New national accounts, old untackled challenges

All three leading agencies now have Nigeria on the lowest speculative rating for its sovereign long-term and foreign currency obligations: B- for S&P and Fitch, and B3 for Moody’s. Like every other country, it has had to contend with the Covid-19 pandemic and the many consequences of the Russian invasion of Ukraine in February.

However, to use football parlance during the current World Cup (without Nigeria and Italy), the Federal Government has scored some own goals. The one positive of the invasion, the spike in the crude oil price, has largely passed Nigeria by because of lawlessness in the Niger Delta and weak governance.

The downgrades by the ratings agencies have been largely driven by escalating debt servicing costs, flaws in fiscal policy and a deterioration in external liquidity. That said, a transformation in growth prospects would strengthen the FGN’s repayment capacity through higher revenue inflows, create much-needed jobs and perhaps improve personal security. Such a turnaround seems elusive when we look at the latest national accounts from the National Bureau of Statistics (NBS).

The economy contracted as a result of the pandemic rather less than forecast by the multilaterals and most external forecasters. It has now posted eight successive quarters of positive growth through to the 2.3 percent reported by the NBS for Q3 2022. This brings the good news to an end. Real GDP is now 13.2 percent above its pre-pandemic level in Q1 2020 although the oil economy is 32.5 percent smaller. (We have not forgotten that the national accounts are not seasonally adjusted and know that these comparisons are rough indicators!)

In per head terms, performance is underwhelming. The FGN’s last national census dates from 2006 and has its critics. Assuming that demographic growth is running at +/- 3.0 percent annually, Nigeria has achieved decent per head growth in only three of the sequence of eight quarters of positive growth.

When we drill down into sectors, we start with oil, the worst performer. The NBS shows average crude production at 1.20 million barrels per day (mbpd) in Q3 2022. Output was running at 2.0mbpd as recently as Q4 2019. The decline is greater than the combined current output of Chad, Congo, Equatorial Guinea and Gabon. In our search for culprits, we must look beyond the pandemic and the war in Ukraine, and point to leakages, theft and general insecurity. Nigerians of a certain generation may wistfully view the discovery of oil as a curse but we all have to accept that the industry could have generated the revenue to fund a lasting transformation of the economy. This is the model adopted with increasing success by Saudi Arabia.

Turning to agriculture, growth has disappointed, failing to reach 4.0 percent year-on-year (y/y) for at least four years. We should remember that under the CBN’s many credit interventions more than 4.5 million smallholder farmers have been granted loans.

Read also: What to know about CBN’s MPC and monetary policy

Rather than dissect the central bank’s lending models to explain the evident mismatch, we can highlight the deteriorating security across rural Nigeria.

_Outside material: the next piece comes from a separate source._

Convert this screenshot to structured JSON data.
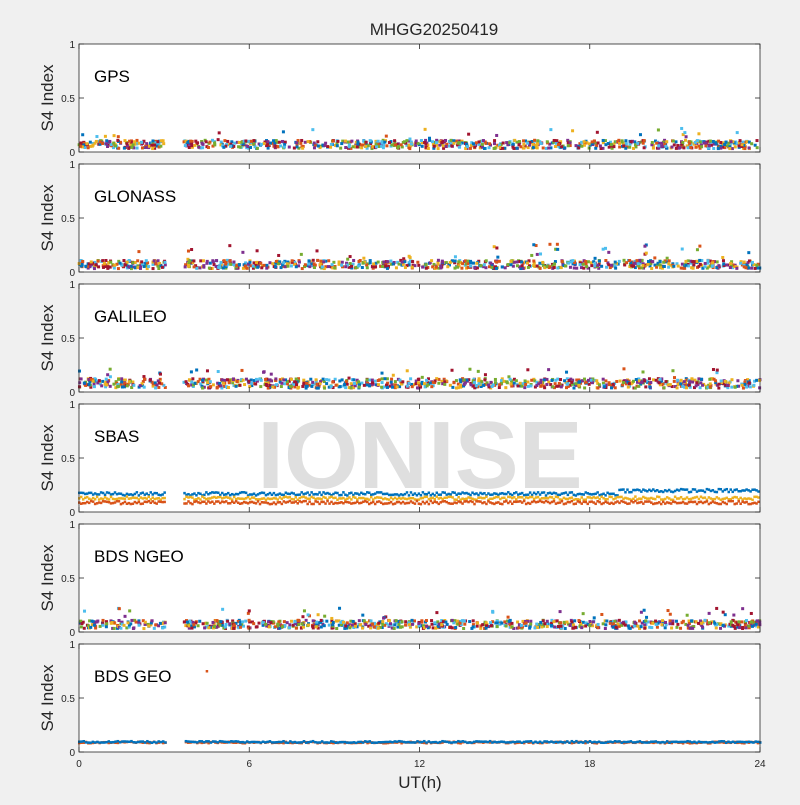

The commercialization of agriculture was the foundation for the emergence of south-east Asian economies in the 1990s but investors are unlikely to commit themselves to the sector in Nigeria against a background of violent clashes between farmers and herdsmen.

The main reason (other than oil) that growth slowed from 3.5 percent y/y in Q2 2022 to 2.3 percent is the weakness of manufacturing, which returned to negative territory for the first time since Q4 2021. Food, beverages and tobacco, its largest sub-sector, contracted by 4.1 per cent y/y. We wait for the representatives of the sector to provide some ‘colour’ but in the meantime we offer the challenge of accessing fx in official channels, the cost of securing it elsewhere, the flaws in the hard infrastructure, irregular supplies of fuel and the preoccupation of policymakers with the approaching elections by way of explanation. The south-east Asian experience was that farmers supplied the crops and other inputs for agro-processing, and thereby helped to lift the manufacturing of consumer goods.

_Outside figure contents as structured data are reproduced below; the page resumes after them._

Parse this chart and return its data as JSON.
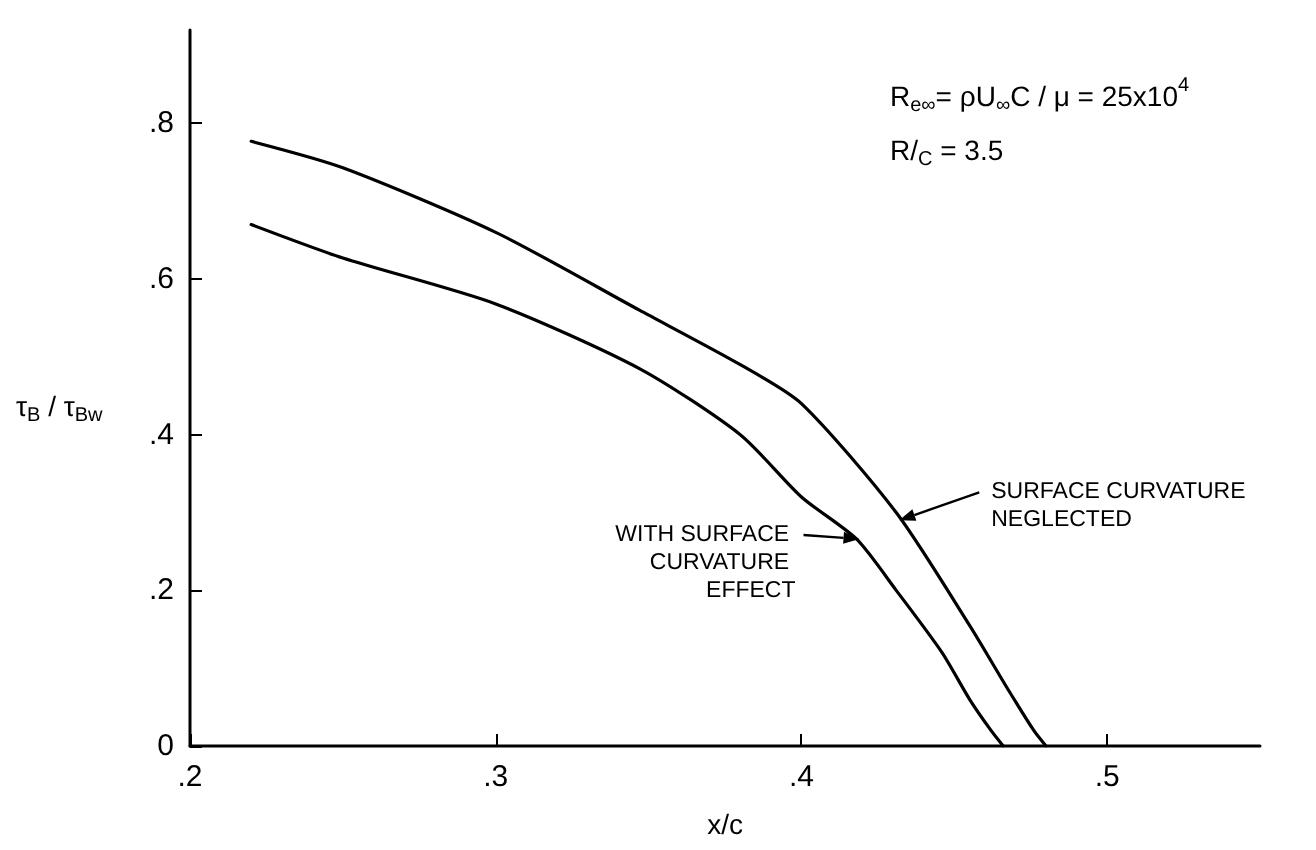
{
  "chart_data": {
    "type": "line",
    "xlabel": "x/c",
    "ylabel": "τ$_{B}$ / τ$_{Bw}$",
    "xlim": [
      0.2,
      0.55
    ],
    "ylim": [
      0,
      0.92
    ],
    "xticks": [
      {
        "value": 0.2,
        "label": ".2"
      },
      {
        "value": 0.3,
        "label": ".3"
      },
      {
        "value": 0.4,
        "label": ".4"
      },
      {
        "value": 0.5,
        "label": ".5"
      }
    ],
    "yticks": [
      {
        "value": 0,
        "label": "0"
      },
      {
        "value": 0.2,
        "label": ".2"
      },
      {
        "value": 0.4,
        "label": ".4"
      },
      {
        "value": 0.6,
        "label": ".6"
      },
      {
        "value": 0.8,
        "label": ".8"
      }
    ],
    "marker": "none",
    "line_style": "solid",
    "series": [
      {
        "color": "#000000",
        "x": [
          0.22,
          0.25,
          0.3,
          0.347,
          0.38,
          0.4,
          0.418,
          0.431,
          0.446,
          0.455,
          0.462,
          0.466
        ],
        "values": [
          0.67,
          0.627,
          0.568,
          0.485,
          0.4,
          0.32,
          0.266,
          0.2,
          0.12,
          0.06,
          0.02,
          0
        ]
      },
      {
        "color": "#000000",
        "x": [
          0.22,
          0.25,
          0.3,
          0.347,
          0.38,
          0.4,
          0.431,
          0.455,
          0.468,
          0.476,
          0.48
        ],
        "values": [
          0.777,
          0.743,
          0.66,
          0.56,
          0.49,
          0.44,
          0.3,
          0.155,
          0.07,
          0.02,
          0
        ]
      }
    ],
    "annotations": [
      "R$_{e∞}$= ρU$_{∞}$C / μ = 25x10$^{4}$",
      "R/$_{C}$ = 3.5",
      {
        "text": "WITH SURFACE CURVATURE EFFECT",
        "x": 0.419,
        "y": 0.266
      },
      {
        "text": "SURFACE CURVATURE NEGLECTED",
        "x": 0.432,
        "y": 0.29
      }
    ]
  }
}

The growth in Q3 was driven by services, principally information and communications (10.5 per cent), and finance and insurance (12.7%). Nigeria is not an obvious services economy. It has a large surface area with plentiful land for cultivation, and therefore a rural economy. It has a large and fast-growing population, not that we can be at all precise in the absence of a recent census. This is no island state, no Singapore.

The Federal Government has no alternative to improving security and creating the conditions in which agriculture, oil and gas, and manufacturing can prosper. The services sector is not placed to provide the jobs for the huge pool of unemployed Nigerians, many young and with few skills. Talk of Brics, Mints (Mexico, Indonesia, Nigeria and Turkey) and Picts belongs to a previous decade when globalization was barely challenged. Governments are on their own and must address their own challenges, which, in Nigeria’s case, are numerous.